Thread: SELECT do not return all rows depending on selected columns

SELECT do not return all rows depending on selected columns

From
Fabrice LEGROS
Date:

Hello,

 

In attachment, there is 2 files :

  • init.sql  to create and fill a table
  • request.sql with a select on this table

 

The request return 2122 rows, if I remove the second column (v2.journalcode) from the select I get 2801 rows (which is the expected result).

Tested on "PostgreSQL 9.6.10 on x86_64-pc-linux-gnu (Debian 9.6.10-1.pgdg90+1), compiled by gcc (Debian 6.3.0-18+deb9u1) 6.3.0 20170516, 64-bit"

 

Also tested on "PostgreSQL 10.5 (Debian 10.5-1.pgdg90+1) on x86_64-pc-linux-gnu, compiled by gcc (Debian 6.3.0-18+deb9u1) 6.3.0 20170516, 64-bit"

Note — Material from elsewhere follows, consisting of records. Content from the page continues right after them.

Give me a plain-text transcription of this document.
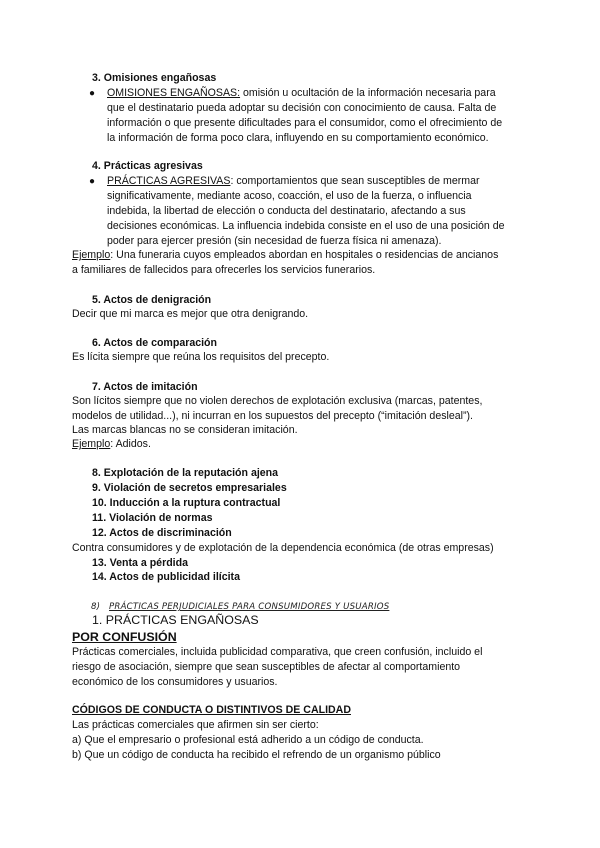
3. Omisiones engañosas
● OMISIONES ENGAÑOSAS: omisión u ocultación de la información necesaria para
que el destinatario pueda adoptar su decisión con conocimiento de causa. Falta de
información o que presente dificultades para el consumidor, como el ofrecimiento de
la información de forma poco clara, influyendo en su comportamiento económico.
4. Prácticas agresivas
● PRÁCTICAS AGRESIVAS: comportamientos que sean susceptibles de mermar
significativamente, mediante acoso, coacción, el uso de la fuerza, o influencia
indebida, la libertad de elección o conducta del destinatario, afectando a sus
decisiones económicas. La influencia indebida consiste en el uso de una posición de
poder para ejercer presión (sin necesidad de fuerza física ni amenaza).
Ejemplo: Una funeraria cuyos empleados abordan en hospitales o residencias de ancianos
a familiares de fallecidos para ofrecerles los servicios funerarios.
5. Actos de denigración
Decir que mi marca es mejor que otra denigrando.
6. Actos de comparación
Es lícita siempre que reúna los requisitos del precepto.
7. Actos de imitación
Son lícitos siempre que no violen derechos de explotación exclusiva (marcas, patentes,
modelos de utilidad...), ni incurran en los supuestos del precepto (“imitación desleal”).
Las marcas blancas no se consideran imitación.
Ejemplo: Adidos.
8. Explotación de la reputación ajena
9. Violación de secretos empresariales
10. Inducción a la ruptura contractual
11. Violación de normas
12. Actos de discriminación
Contra consumidores y de explotación de la dependencia económica (de otras empresas)
13. Venta a pérdida
14. Actos de publicidad ilícita
8) PRÁCTICAS PERJUDICIALES PARA CONSUMIDORES Y USUARIOS
1. PRÁCTICAS ENGAÑOSAS
POR CONFUSIÓN
Prácticas comerciales, incluida publicidad comparativa, que creen confusión, incluido el
riesgo de asociación, siempre que sean susceptibles de afectar al comportamiento
económico de los consumidores y usuarios.
CÓDIGOS DE CONDUCTA O DISTINTIVOS DE CALIDAD
Las prácticas comerciales que afirmen sin ser cierto:
a) Que el empresario o profesional está adherido a un código de conducta.
b) Que un código de conducta ha recibido el refrendo de un organismo público
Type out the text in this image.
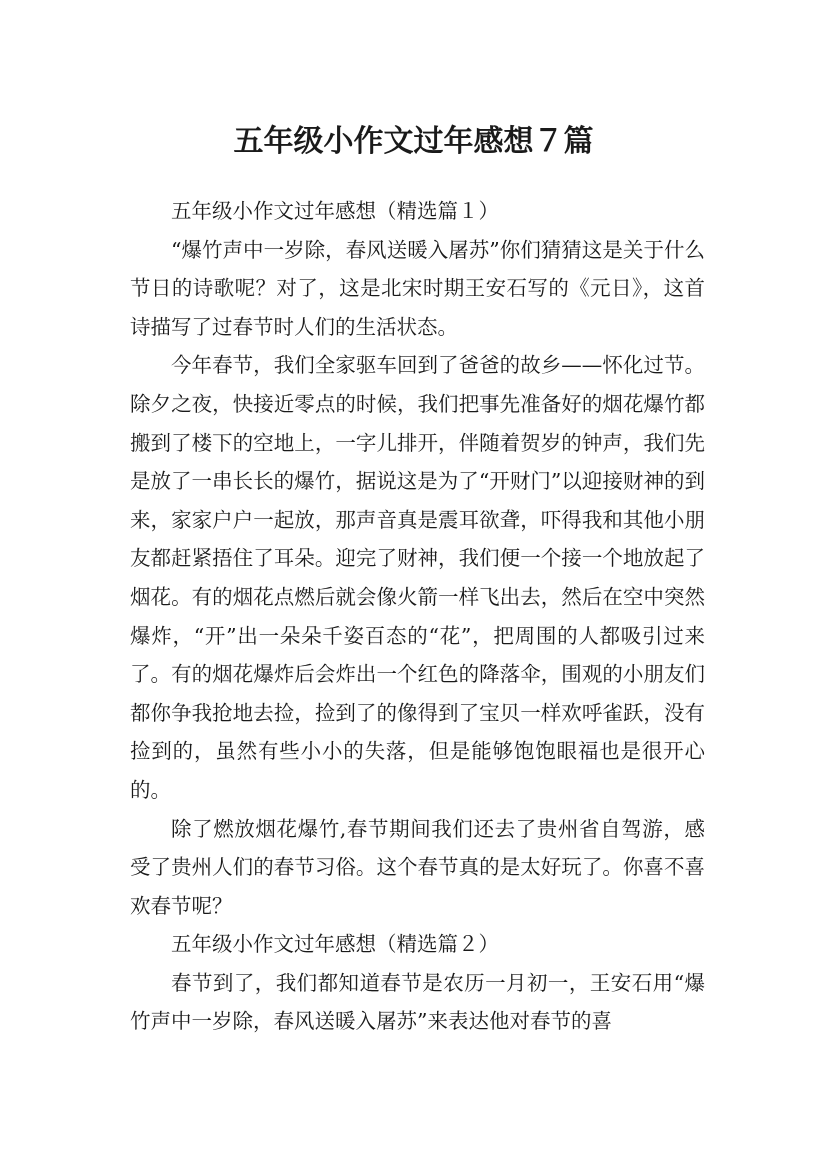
五年级小作文过年感想７篇

五年级小作文过年感想（精选篇１）

“爆竹声中一岁除，春风送暖入屠苏”你们猜猜这是关于什么节日的诗歌呢？对了，这是北宋时期王安石写的《元日》，这首诗描写了过春节时人们的生活状态。

今年春节，我们全家驱车回到了爸爸的故乡——怀化过节。除夕之夜，快接近零点的时候，我们把事先准备好的烟花爆竹都搬到了楼下的空地上，一字儿排开，伴随着贺岁的钟声，我们先是放了一串长长的爆竹，据说这是为了“开财门”以迎接财神的到来，家家户户一起放，那声音真是震耳欲聋，吓得我和其他小朋友都赶紧捂住了耳朵。迎完了财神，我们便一个接一个地放起了烟花。有的烟花点燃后就会像火箭一样飞出去，然后在空中突然爆炸，“开”出一朵朵千姿百态的“花”，把周围的人都吸引过来了。有的烟花爆炸后会炸出一个红色的降落伞，围观的小朋友们都你争我抢地去捡，捡到了的像得到了宝贝一样欢呼雀跃，没有捡到的，虽然有些小小的失落，但是能够饱饱眼福也是很开心的。

除了燃放烟花爆竹,春节期间我们还去了贵州省自驾游，感受了贵州人们的春节习俗。这个春节真的是太好玩了。你喜不喜欢春节呢？

五年级小作文过年感想（精选篇２）

春节到了，我们都知道春节是农历一月初一，王安石用“爆竹声中一岁除，春风送暖入屠苏”来表达他对春节的喜
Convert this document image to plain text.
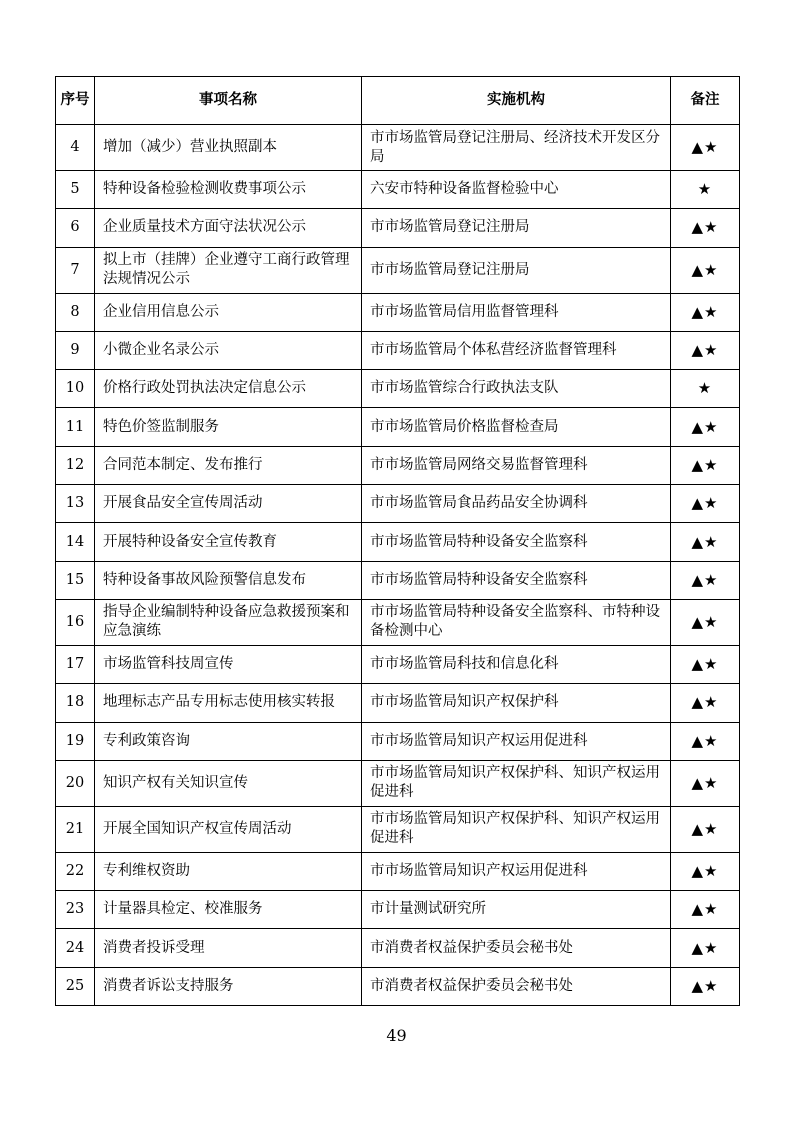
序号	事项名称	实施机构	备注
4	增加（减少）营业执照副本	市市场监管局登记注册局、经济技术开发区分局	▲★
5	特种设备检验检测收费事项公示	六安市特种设备监督检验中心	★
6	企业质量技术方面守法状况公示	市市场监管局登记注册局	▲★
7	拟上市（挂牌）企业遵守工商行政管理法规情况公示	市市场监管局登记注册局	▲★
8	企业信用信息公示	市市场监管局信用监督管理科	▲★
9	小微企业名录公示	市市场监管局个体私营经济监督管理科	▲★
10	价格行政处罚执法决定信息公示	市市场监管综合行政执法支队	★
11	特色价签监制服务	市市场监管局价格监督检查局	▲★
12	合同范本制定、发布推行	市市场监管局网络交易监督管理科	▲★
13	开展食品安全宣传周活动	市市场监管局食品药品安全协调科	▲★
14	开展特种设备安全宣传教育	市市场监管局特种设备安全监察科	▲★
15	特种设备事故风险预警信息发布	市市场监管局特种设备安全监察科	▲★
16	指导企业编制特种设备应急救援预案和应急演练	市市场监管局特种设备安全监察科、市特种设备检测中心	▲★
17	市场监管科技周宣传	市市场监管局科技和信息化科	▲★
18	地理标志产品专用标志使用核实转报	市市场监管局知识产权保护科	▲★
19	专利政策咨询	市市场监管局知识产权运用促进科	▲★
20	知识产权有关知识宣传	市市场监管局知识产权保护科、知识产权运用促进科	▲★
21	开展全国知识产权宣传周活动	市市场监管局知识产权保护科、知识产权运用促进科	▲★
22	专利维权资助	市市场监管局知识产权运用促进科	▲★
23	计量器具检定、校准服务	市计量测试研究所	▲★
24	消费者投诉受理	市消费者权益保护委员会秘书处	▲★
25	消费者诉讼支持服务	市消费者权益保护委员会秘书处	▲★
49
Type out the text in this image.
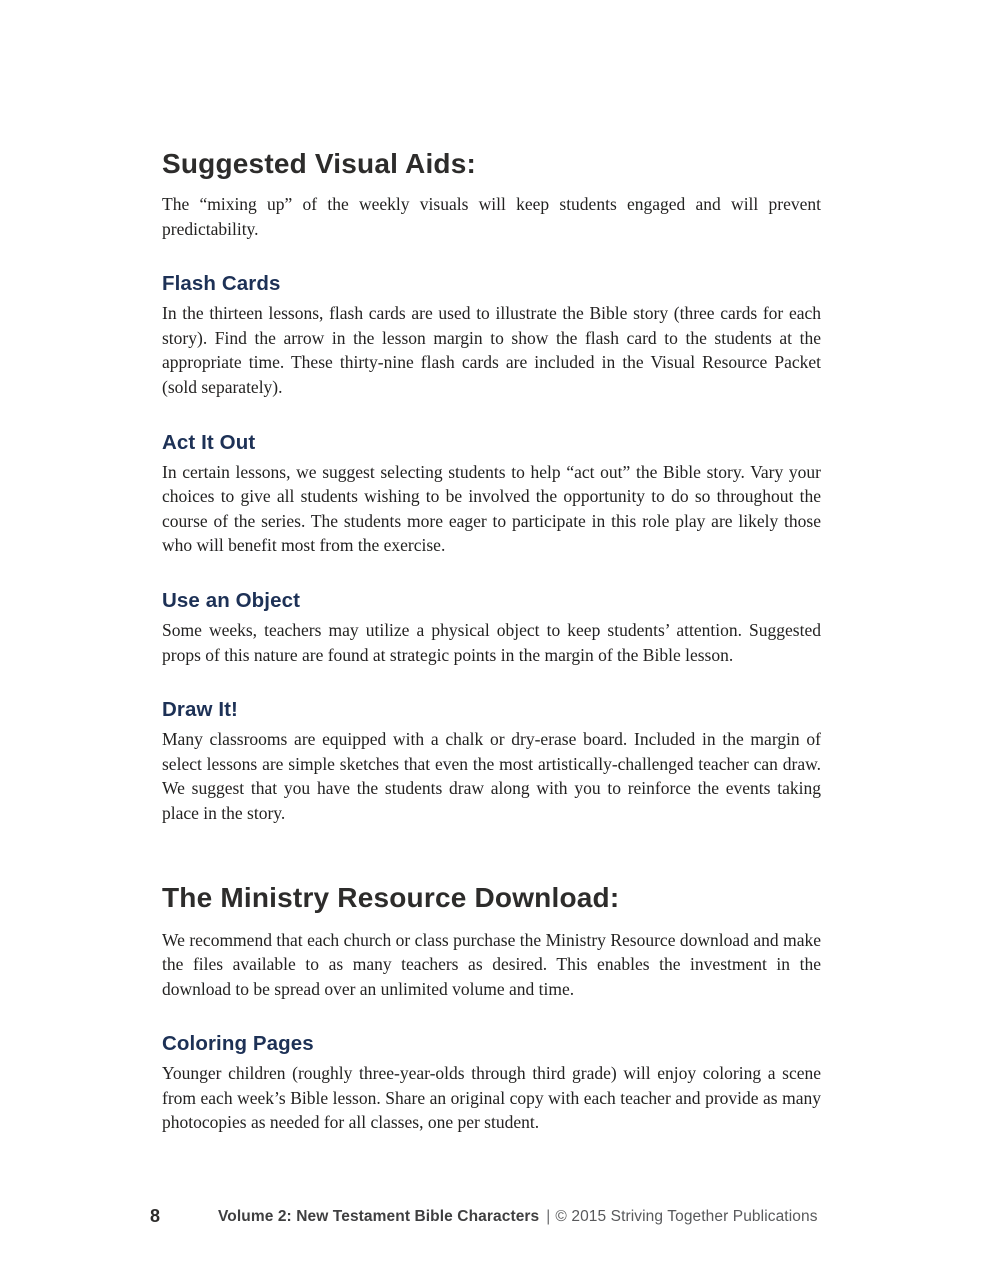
Suggested Visual Aids:

The “mixing up” of the weekly visuals will keep students engaged and will prevent predictability.

Flash Cards

In the thirteen lessons, flash cards are used to illustrate the Bible story (three cards for each story). Find the arrow in the lesson margin to show the flash card to the students at the appropriate time. These thirty-nine flash cards are included in the Visual Resource Packet (sold separately).

Act It Out

In certain lessons, we suggest selecting students to help “act out” the Bible story. Vary your choices to give all students wishing to be involved the opportunity to do so throughout the course of the series. The students more eager to participate in this role play are likely those who will benefit most from the exercise.

Use an Object

Some weeks, teachers may utilize a physical object to keep students’ attention. Suggested props of this nature are found at strategic points in the margin of the Bible lesson.

Draw It!

Many classrooms are equipped with a chalk or dry-erase board. Included in the margin of select lessons are simple sketches that even the most artistically-challenged teacher can draw. We suggest that you have the students draw along with you to reinforce the events taking place in the story.

The Ministry Resource Download:

We recommend that each church or class purchase the Ministry Resource download and make the files available to as many teachers as desired. This enables the investment in the download to be spread over an unlimited volume and time.

Coloring Pages

Younger children (roughly three-year-olds through third grade) will enjoy coloring a scene from each week’s Bible lesson. Share an original copy with each teacher and provide as many photocopies as needed for all classes, one per student.

8	Volume 2: New Testament Bible Characters | © 2015 Striving Together Publications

Same behavior, but with 2133 rows for the select with 2 columns.

 

Regards,

Fabrice Legros.

Attachment

Re: SELECT do not return all rows depending on selected columns

From
Tom Lane
Date:
Fabrice LEGROS <fabrice.legros@abbd.fr> writes:
> The request return 2122 rows, if I remove the second column (v2.journalcode) from the select I get 2801 rows (which
isthe expected result). 

I think your problem here is an underspecified query.  The ecriturenum
column is not unique, hence "LAG(ecriturenum) OVER ( ORDER BY ecriturenum
ASC )" is not entirely determinate, hence the set of rows selected by
"WHERE ecriturenum - ecriturenumprev != 1" isn't determinate.  I get
slightly different counts than you mention, and I imagine the apparent
dependency on the number of output columns has to do with the volume
of data passing through the sort steps being different, causing the
sorts to do different arbitrary things with equal-keyed rows.

If I change those OVER clauses to be like

LAG(ecriturenum) OVER ( ORDER BY ecriturenum ASC, line_number )

then I get determinate results (since line_number is unique).

            regards, tom lane